Where the science started

University of California, Berkeley
B.S. in Chemical Biology
Undergraduate
Northwestern University
Ph.D. in Chemistry
Focus: Physical Organic Chemistry & Molecular Nanotechnology
Doctorate
Kellogg School of Management
Certificate in Management for Scientists & Engineers
Northwestern University
Executive Education

A career in institution-building

01

Founded BioMADE in 2021 - the U.S. DOD-funded Manufacturing Innovation Institute for industrial biomanufacturing, now operating with 87 employees and ~$65M annual revenue.

02

Inaugural Executive Director and President of EBRC (2016), building it from the ground up into America's premier nonprofit membership organization for engineering biology.

03

Broke ground on the $40M Iowa State University biomanufacturing pilot facility in November 2025 - a landmark in BioMADE's network of shared infrastructure for U.S. biotech companies.

04

Appointed Vice Chair of the U.S. Manufacturing Innovation Council - a seat at the table shaping national manufacturing strategy alongside federal and industry leaders.

05

Served as Special Government Employee at the White House Office of Science & Technology Policy, advising on biomanufacturing policy at the highest level of federal decision-making.

06

Recognized as a leading subject matter expert on emerging biotechnologies, biotechnology policy, biosecurity, and national security - a go-to voice across government, industry, and academia.

Doug Friedman on camera

Doug Friedman, CEO of BioMADE

An interview with Doug Friedman on BioMADE's mission, the U.S. biomanufacturing landscape, and the path to industrial scale.

Details that stick

He has a Ph.D. in Chemistry but runs a $65M manufacturing institute — quite the career pivot from the bench.

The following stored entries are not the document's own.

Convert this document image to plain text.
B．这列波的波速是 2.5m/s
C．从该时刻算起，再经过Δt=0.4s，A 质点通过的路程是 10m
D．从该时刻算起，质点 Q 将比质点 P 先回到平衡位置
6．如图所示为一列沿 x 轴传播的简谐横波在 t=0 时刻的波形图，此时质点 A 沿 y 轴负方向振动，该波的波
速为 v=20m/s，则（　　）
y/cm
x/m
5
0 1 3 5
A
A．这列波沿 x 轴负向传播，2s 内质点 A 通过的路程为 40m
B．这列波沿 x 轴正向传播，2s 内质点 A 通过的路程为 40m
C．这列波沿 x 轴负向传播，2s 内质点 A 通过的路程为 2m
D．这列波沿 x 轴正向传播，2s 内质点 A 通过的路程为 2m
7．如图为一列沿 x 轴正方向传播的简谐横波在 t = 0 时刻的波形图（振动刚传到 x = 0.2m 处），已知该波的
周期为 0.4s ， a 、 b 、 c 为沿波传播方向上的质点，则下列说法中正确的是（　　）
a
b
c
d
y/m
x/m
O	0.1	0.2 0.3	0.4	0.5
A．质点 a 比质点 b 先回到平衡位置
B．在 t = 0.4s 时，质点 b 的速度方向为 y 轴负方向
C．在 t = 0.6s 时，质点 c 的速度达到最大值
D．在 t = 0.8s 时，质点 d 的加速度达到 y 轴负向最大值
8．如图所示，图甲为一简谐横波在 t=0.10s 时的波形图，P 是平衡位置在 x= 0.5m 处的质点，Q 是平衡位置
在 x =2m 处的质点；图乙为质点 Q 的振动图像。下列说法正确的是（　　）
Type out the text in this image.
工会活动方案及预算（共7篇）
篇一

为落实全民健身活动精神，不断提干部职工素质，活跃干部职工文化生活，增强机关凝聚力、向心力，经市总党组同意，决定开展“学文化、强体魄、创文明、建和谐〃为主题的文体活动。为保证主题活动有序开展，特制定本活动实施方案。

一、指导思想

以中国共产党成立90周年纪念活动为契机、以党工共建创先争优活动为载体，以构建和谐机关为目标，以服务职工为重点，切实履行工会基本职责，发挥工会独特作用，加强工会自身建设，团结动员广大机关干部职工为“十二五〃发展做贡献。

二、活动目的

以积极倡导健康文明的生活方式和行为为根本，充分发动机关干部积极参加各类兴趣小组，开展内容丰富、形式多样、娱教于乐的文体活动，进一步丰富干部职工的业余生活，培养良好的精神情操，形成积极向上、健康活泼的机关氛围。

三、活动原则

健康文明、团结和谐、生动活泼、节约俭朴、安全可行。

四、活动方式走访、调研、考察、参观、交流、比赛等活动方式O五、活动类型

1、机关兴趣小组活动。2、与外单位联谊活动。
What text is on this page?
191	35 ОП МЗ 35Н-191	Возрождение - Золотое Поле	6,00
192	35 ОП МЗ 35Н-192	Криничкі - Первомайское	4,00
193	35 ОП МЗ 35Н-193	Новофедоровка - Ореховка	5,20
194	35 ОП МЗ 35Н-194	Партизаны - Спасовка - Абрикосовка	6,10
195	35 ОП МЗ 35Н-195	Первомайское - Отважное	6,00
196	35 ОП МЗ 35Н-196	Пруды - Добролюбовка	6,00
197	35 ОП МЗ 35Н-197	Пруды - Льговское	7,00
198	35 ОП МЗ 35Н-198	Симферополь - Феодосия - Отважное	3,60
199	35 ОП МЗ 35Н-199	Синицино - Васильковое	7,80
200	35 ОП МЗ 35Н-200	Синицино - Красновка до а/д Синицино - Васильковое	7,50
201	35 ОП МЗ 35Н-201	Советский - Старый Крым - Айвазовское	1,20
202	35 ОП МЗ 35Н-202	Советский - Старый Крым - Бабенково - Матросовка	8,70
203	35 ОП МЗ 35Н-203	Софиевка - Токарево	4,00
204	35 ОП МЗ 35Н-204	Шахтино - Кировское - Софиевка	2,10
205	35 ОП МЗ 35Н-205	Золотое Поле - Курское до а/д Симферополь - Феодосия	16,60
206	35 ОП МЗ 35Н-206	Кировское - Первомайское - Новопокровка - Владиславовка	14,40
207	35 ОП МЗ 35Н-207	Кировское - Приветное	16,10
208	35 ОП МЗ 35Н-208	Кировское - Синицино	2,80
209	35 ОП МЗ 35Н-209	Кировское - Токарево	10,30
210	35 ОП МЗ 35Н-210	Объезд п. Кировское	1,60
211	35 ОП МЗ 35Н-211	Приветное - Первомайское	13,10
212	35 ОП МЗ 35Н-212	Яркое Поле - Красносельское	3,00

BioMADE is headquartered in Saint Paul, Minnesota — on the University of Minnesota campus — with a second office in Emeryville, California.

His LinkedIn handle is 'dcfriedman' — the same initials he uses in his BioMADE email address, dcf@biomade.org. Consistent personal branding, chemist-style.

He earned a management certificate from Kellogg School alongside his scientific credentials — an early signal he intended to build organizations, not just study molecules.

He co-founded two national biotech membership organizations (EBRC in 2016, BioMADE in 2021) — making him arguably the most prolific institution-builder in the U.S. bioeconomy space.